Matam : Agacés par les propos de Wade, les émigrés promettent de le sanctionner aux urnes

« Les émigrés du Fouta financent l’opposition au lieu de faire des actions sociales pour les populations ». Ces propos du candidat des FAL 2012 ont suscité d’ardentes réactions de la part des émigrés qui rappellent à Me Wade qu’ils sont les auteurs de toutes les réalisations en terme d’infrastructure dans cette localité.
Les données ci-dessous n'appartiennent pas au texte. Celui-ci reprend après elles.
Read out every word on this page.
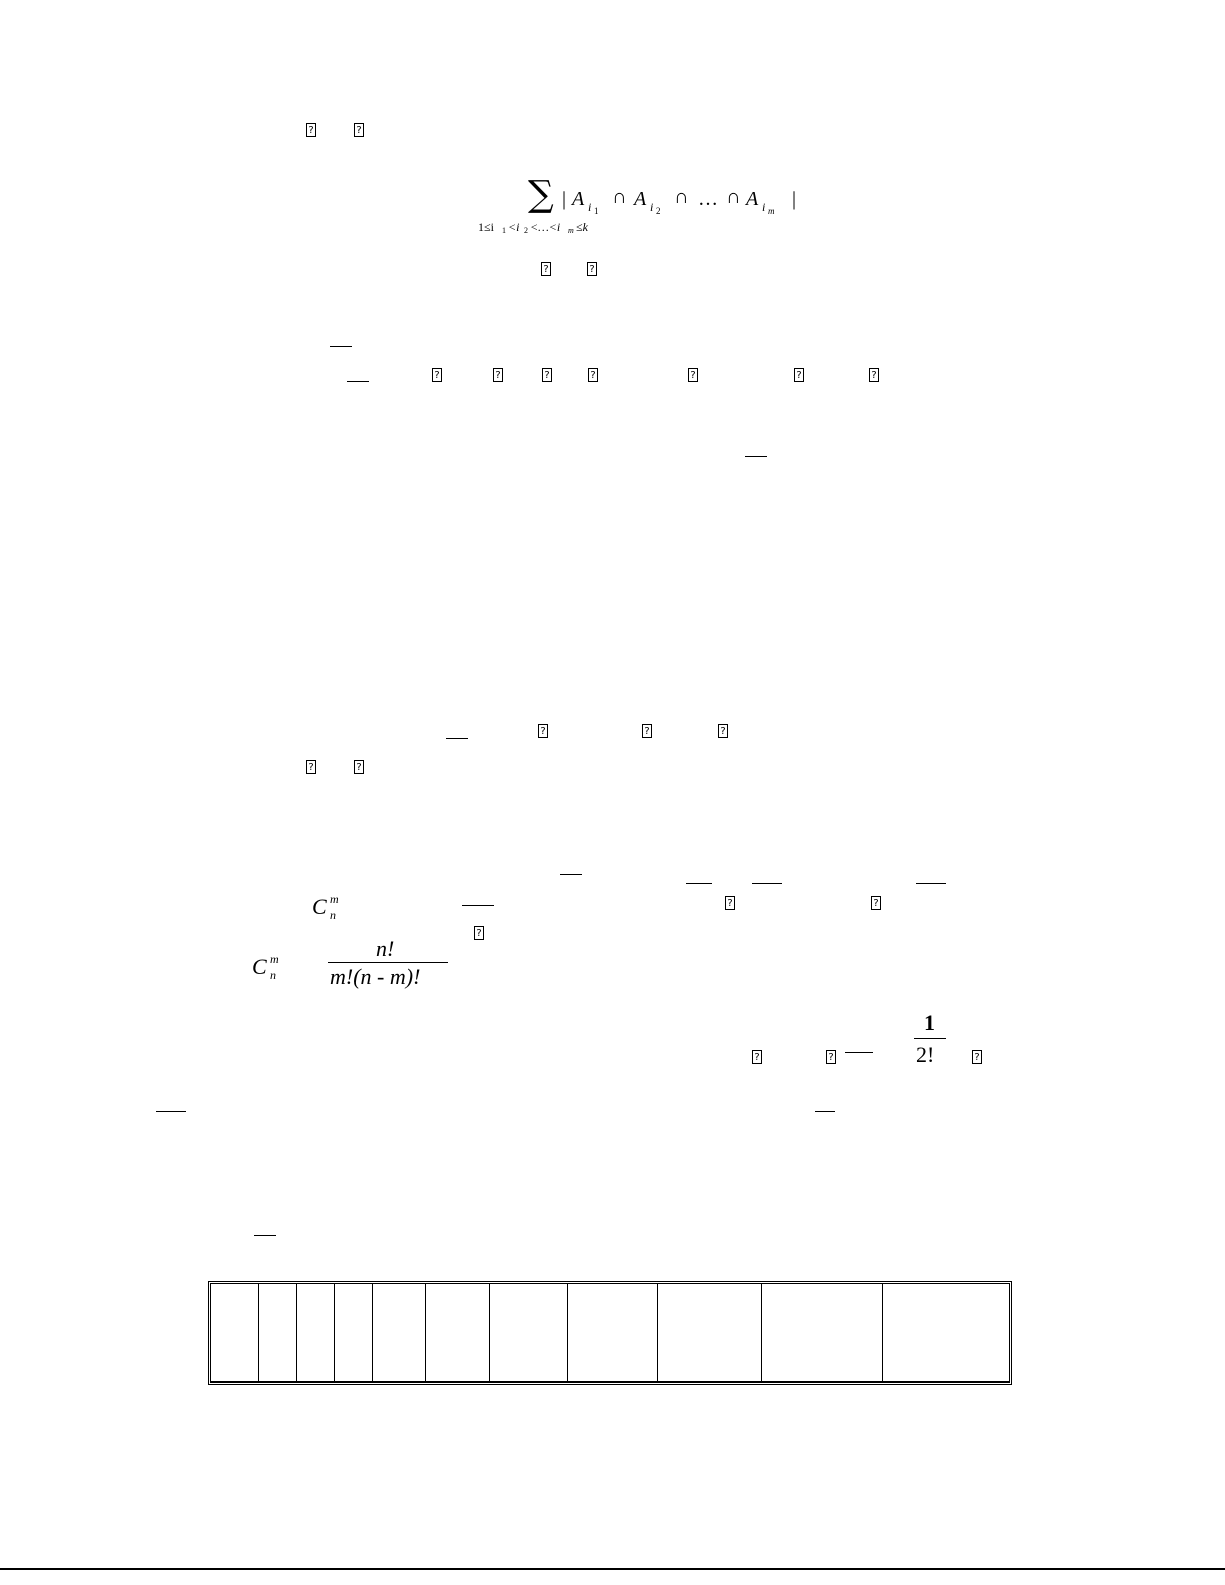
?	?
∑ | A i 1
∩ A i 2
∩ … ∩ A i m
|
1≤i 1 <i 2 <…<i m ≤k
?	?
?	?	?	?	?	?	?
?	?	?
?	?
C m
n
?	?
?
C m
n
n!
m!(n - m)!
1
2!
?	?	?
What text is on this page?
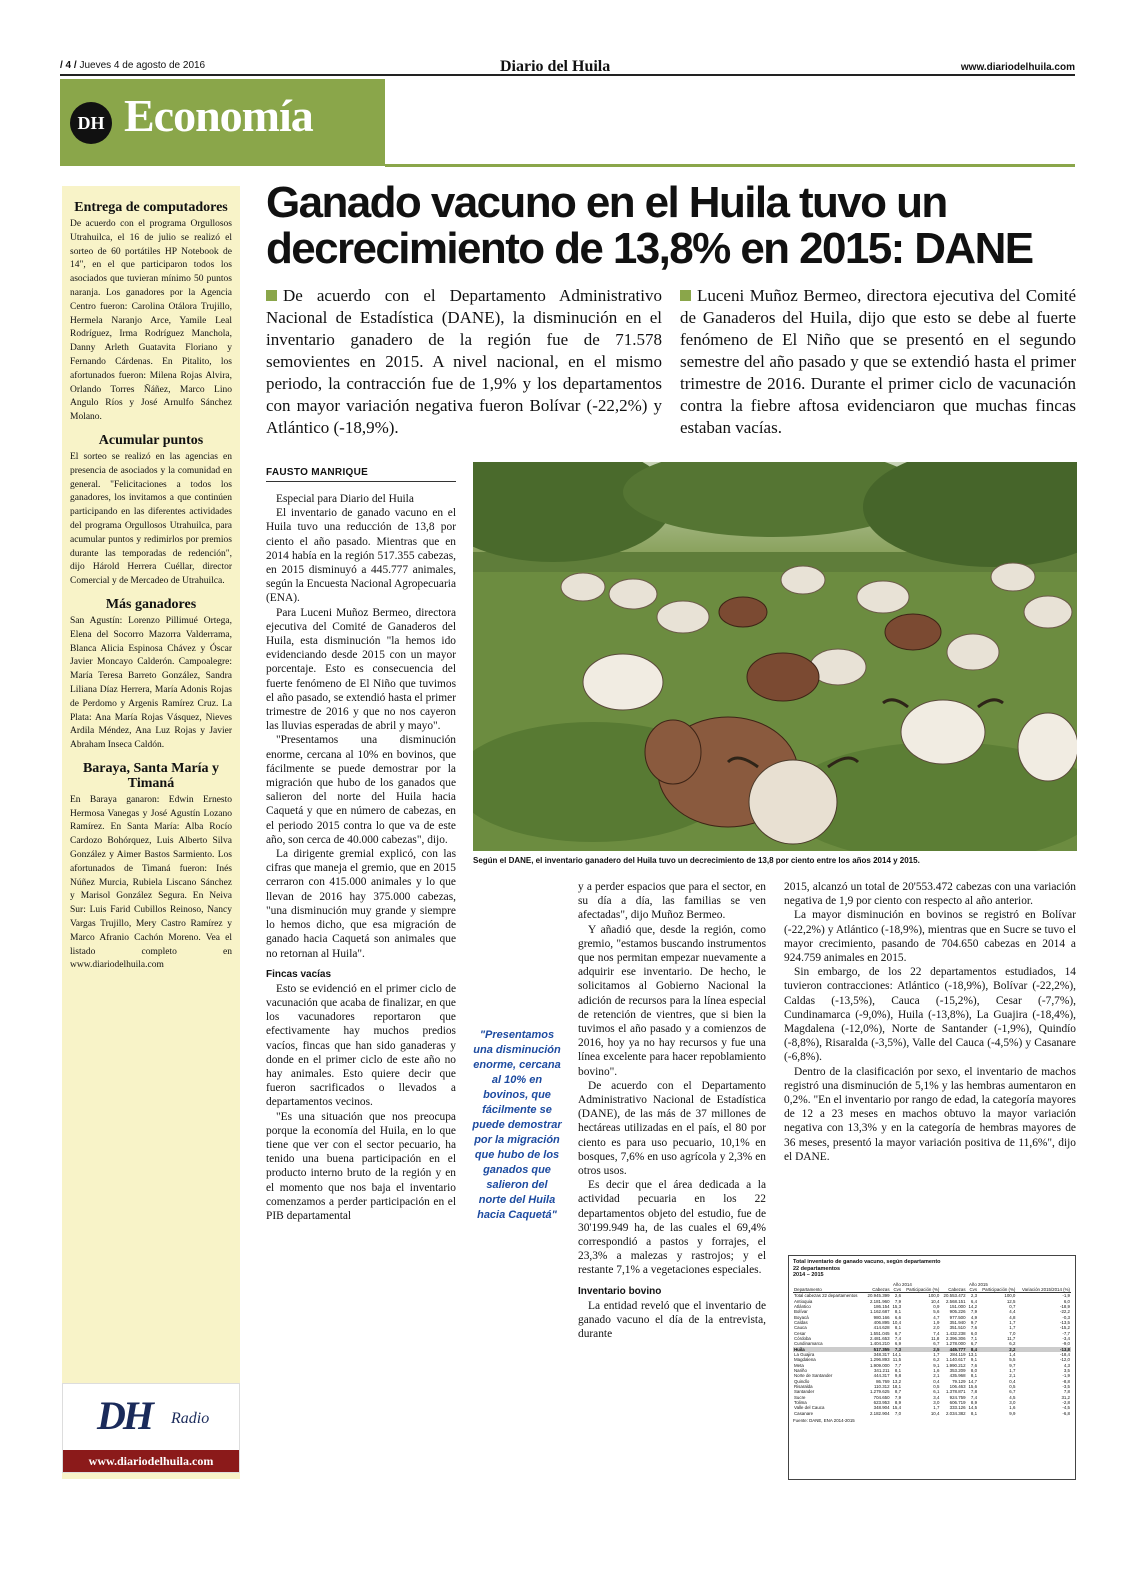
/ 4 / Jueves 4 de agosto de 2016	Diario del Huila	www.diariodelhuila.com
DH Economía
Entrega de computadores

De acuerdo con el programa Orgullosos Utrahuilca, el 16 de julio se realizó el sorteo de 60 portátiles HP Notebook de 14", en el que participaron todos los asociados que tuvieran mínimo 50 puntos naranja. Los ganadores por la Agencia Centro fueron: Carolina Otálora Trujillo, Hermela Naranjo Arce, Yamile Leal Rodríguez, Irma Rodríguez Manchola, Danny Arleth Guatavita Floriano y Fernando Cárdenas. En Pitalito, los afortunados fueron: Milena Rojas Alvira, Orlando Torres Ñáñez, Marco Lino Angulo Ríos y José Arnulfo Sánchez Molano.

Acumular puntos

El sorteo se realizó en las agencias en presencia de asociados y la comunidad en general. "Felicitaciones a todos los ganadores, los invitamos a que continúen participando en las diferentes actividades del programa Orgullosos Utrahuilca, para acumular puntos y redimirlos por premios durante las temporadas de redención", dijo Hárold Herrera Cuéllar, director Comercial y de Mercadeo de Utrahuilca.

Más ganadores

San Agustín: Lorenzo Pillimué Ortega, Elena del Socorro Mazorra Valderrama, Blanca Alicia Espinosa Chávez y Óscar Javier Moncayo Calderón. Campoalegre: María Teresa Barreto González, Sandra Liliana Díaz Herrera, María Adonis Rojas de Perdomo y Argenis Ramírez Cruz. La Plata: Ana María Rojas Vásquez, Nieves Ardila Méndez, Ana Luz Rojas y Javier Abraham Inseca Caldón.

Baraya, Santa María y Timaná

En Baraya ganaron: Edwin Ernesto Hermosa Vanegas y José Agustín Lozano Ramírez. En Santa María: Alba Rocío Cardozo Bohórquez, Luis Alberto Silva González y Aimer Bastos Sarmiento. Los afortunados de Timaná fueron: Inés Núñez Murcia, Rubiela Liscano Sánchez y Marisol González Segura. En Neiva Sur: Luis Farid Cubillos Reinoso, Nancy Vargas Trujillo, Mery Castro Ramírez y Marco Afranio Cachón Moreno. Vea el listado completo en www.diariodelhuila.com

DH Radio
www.diariodelhuila.com
Ganado vacuno en el Huila tuvo un decrecimiento de 13,8% en 2015: DANE
De acuerdo con el Departamento Administrativo Nacional de Estadística (DANE), la disminución en el inventario ganadero de la región fue de 71.578 semovientes en 2015. A nivel nacional, en el mismo periodo, la contracción fue de 1,9% y los departamentos con mayor variación negativa fueron Bolívar (-22,2%) y Atlántico (-18,9%).
Luceni Muñoz Bermeo, directora ejecutiva del Comité de Ganaderos del Huila, dijo que esto se debe al fuerte fenómeno de El Niño que se presentó en el segundo semestre del año pasado y que se extendió hasta el primer trimestre de 2016. Durante el primer ciclo de vacunación contra la fiebre aftosa evidenciaron que muchas fincas estaban vacías.
FAUSTO MANRIQUE

Especial para Diario del Huila

El inventario de ganado vacuno en el Huila tuvo una reducción de 13,8 por ciento el año pasado. Mientras que en 2014 había en la región 517.355 cabezas, en 2015 disminuyó a 445.777 animales, según la Encuesta Nacional Agropecuaria (ENA).

Para Luceni Muñoz Bermeo, directora ejecutiva del Comité de Ganaderos del Huila, esta disminución "la hemos ido evidenciando desde 2015 con un mayor porcentaje. Esto es consecuencia del fuerte fenómeno de El Niño que tuvimos el año pasado, se extendió hasta el primer trimestre de 2016 y que no nos cayeron las lluvias esperadas de abril y mayo".

"Presentamos una disminución enorme, cercana al 10% en bovinos, que fácilmente se puede demostrar por la migración que hubo de los ganados que salieron del norte del Huila hacia Caquetá y que en número de cabezas, en el periodo 2015 contra lo que va de este año, son cerca de 40.000 cabezas", dijo.

La dirigente gremial explicó, con las cifras que maneja el gremio, que en 2015 cerraron con 415.000 animales y lo que llevan de 2016 hay 375.000 cabezas, "una disminución muy grande y siempre lo hemos dicho, que esa migración de ganado hacia Caquetá son animales que no retornan al Huila".

Fincas vacías

Esto se evidenció en el primer ciclo de vacunación que acaba de finalizar, en que los vacunadores reportaron que efectivamente hay muchos predios vacíos, fincas que han sido ganaderas y donde en el primer ciclo de este año no hay animales. Esto quiere decir que fueron sacrificados o llevados a departamentos vecinos.

"Es una situación que nos preocupa porque la economía del Huila, en lo que tiene que ver con el sector pecuario, ha tenido una buena participación en el producto interno bruto de la región y en el momento que nos baja el inventario comenzamos a perder participación en el PIB departamental

Según el DANE, el inventario ganadero del Huila tuvo un decrecimiento de 13,8 por ciento entre los años 2014 y 2015.
"Presentamos una disminución enorme, cercana al 10% en bovinos, que fácilmente se puede demostrar por la migración que hubo de los ganados que salieron del norte del Huila hacia Caquetá"

y a perder espacios que para el sector, en su día a día, las familias se ven afectadas", dijo Muñoz Bermeo.

Y añadió que, desde la región, como gremio, "estamos buscando instrumentos que nos permitan empezar nuevamente a adquirir ese inventario. De hecho, le solicitamos al Gobierno Nacional la adición de recursos para la línea especial de retención de vientres, que si bien la tuvimos el año pasado y a comienzos de 2016, hoy ya no hay recursos y fue una línea excelente para hacer repoblamiento bovino".

De acuerdo con el Departamento Administrativo Nacional de Estadística (DANE), de las más de 37 millones de hectáreas utilizadas en el país, el 80 por ciento es para uso pecuario, 10,1% en bosques, 7,6% en uso agrícola y 2,3% en otros usos.

Es decir que el área dedicada a la actividad pecuaria en los 22 departamentos objeto del estudio, fue de 30'199.949 ha, de las cuales el 69,4% correspondió a pastos y forrajes, el 23,3% a malezas y rastrojos; y el restante 7,1% a vegetaciones especiales.

Inventario bovino

La entidad reveló que el inventario de ganado vacuno el día de la entrevista, durante

2015, alcanzó un total de 20'553.472 cabezas con una variación negativa de 1,9 por ciento con respecto al año anterior.

La mayor disminución en bovinos se registró en Bolívar (-22,2%) y Atlántico (-18,9%), mientras que en Sucre se tuvo el mayor crecimiento, pasando de 704.650 cabezas en 2014 a 924.759 animales en 2015.

Sin embargo, de los 22 departamentos estudiados, 14 tuvieron contracciones: Atlántico (-18,9%), Bolívar (-22,2%), Caldas (-13,5%), Cauca (-15,2%), Cesar (-7,7%), Cundinamarca (-9,0%), Huila (-13,8%), La Guajira (-18,4%), Magdalena (-12,0%), Norte de Santander (-1,9%), Quindío (-8,8%), Risaralda (-3,5%), Valle del Cauca (-4,5%) y Casanare (-6,8%).

Dentro de la clasificación por sexo, el inventario de machos registró una disminución de 5,1% y las hembras aumentaron en 0,2%. "En el inventario por rango de edad, la categoría mayores de 12 a 23 meses en machos obtuvo la mayor variación negativa con 13,3% y en la categoría de hembras mayores de 36 meses, presentó la mayor variación positiva de 11,6%", dijo el DANE.

Total inventario de ganado vacuno, según departamento
22 departamentos
2014 – 2015
	Año 2014			Año 2015			
Departamento	Cabezas	Cvs	Participación (%)	Cabezas	Cvs	Participación (%)	Variación 2015/2014 (%)
Total cabezas 22 departamentos	20.945.399	2,6	100,0	20.553.472	2,3	100,0	-1,9
Antioquia	2.181.960	7,9	10,4	2.568.151	6,4	12,5	6,0
Atlántico	186.154	15,3	0,9	151.000	14,2	0,7	-18,9
Bolívar	1.162.687	8,1	5,6	905.226	7,9	4,4	-22,2
Boyacá	980.166	6,6	4,7	977.500	4,9	4,8	-0,3
Caldas	406.895	10,4	1,9	351.940	9,7	1,7	-13,5
Cauca	414.628	8,1	2,0	351.510	7,6	1,7	-15,2
Cesar	1.551.045	6,7	7,4	1.432.238	6,0	7,0	-7,7
Córdoba	2.481.653	7,4	11,8	2.396.306	7,1	11,7	-3,4
Cundinamarca	1.404.210	6,9	6,7	1.278.000	6,7	6,2	-9,0
Huila	517.355	7,3	2,5	445.777	8,4	2,2	-13,8
La Guajira	348.317	14,1	1,7	284.119	13,1	1,4	-18,4
Magdalena	1.296.893	11,5	6,2	1.140.617	9,1	5,5	-12,0
Meta	1.909.000	7,7	9,1	1.990.212	7,6	9,7	4,3
Nariño	341.211	8,1	1,6	353.209	8,0	1,7	3,5
Norte de Santander	444.317	9,8	2,1	435.968	8,1	2,1	-1,9
Quindío	86.769	13,2	0,4	79.129	14,7	0,4	-8,8
Risaralda	110.312	18,1	0,5	106.463	15,6	0,5	-3,5
Santander	1.279.625	8,7	6,1	1.378.871	7,8	6,7	7,8
Sucre	704.650	7,9	3,4	924.759	7,4	4,5	31,2
Tolima	623.953	8,9	3,0	606.719	8,9	3,0	-2,8
Valle del Cauca	348.904	15,4	1,7	333.126	14,5	1,6	-4,5
Casanare	2.182.904	7,0	10,4	2.034.382	8,1	9,9	-6,8
Fuente: DANE, ENA 2014-2015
Matam : Agacés par les propos de Wade, les émigrés promettent de le sanctionner aux urnes
Le discours du candidat Abdoulaye Wade à Matam n’a pas fait bon accueil chez les émigrés du Fouta. A Matam, dans le village de Bokki Diawé, tous les édifices semblent porter le nom des émigrés. « Nous les fils de Bokki Diawé, grâce à Kalidou Wagué qui est une fierté pour ce village, si Wade était passé sur le goudron, à 200 mètres, il va voir une école franco-arabe de deux étages construite là-bas par les émigrés », a répliqué Baba Diawara qui ajoute que « notre poste de santé, l’ambulance, les matériels, l’équipement et un autre hôpital qui est en train d’être construit et qu’Abdoulaye Wade ne connait même pas » sont l’œuvre des émigrés du Fouta.
 
Ces populations qui assimilent le discours du candidat Abdoulaye Wade à un faux jugement rouspètent sur les ondes de la RFM que « c’est lui qui n’a rien fait à Fouta et que tout le monde est mécontent de lui et de ses ministres ». Soutenant qu’ils possèdent les moyens de construire par eux-mêmes leurs villages, les émigrés de la région de Matam envisagent de démontrer leur puissance, en battant le candidat des FAL 2012 à la présidentielle.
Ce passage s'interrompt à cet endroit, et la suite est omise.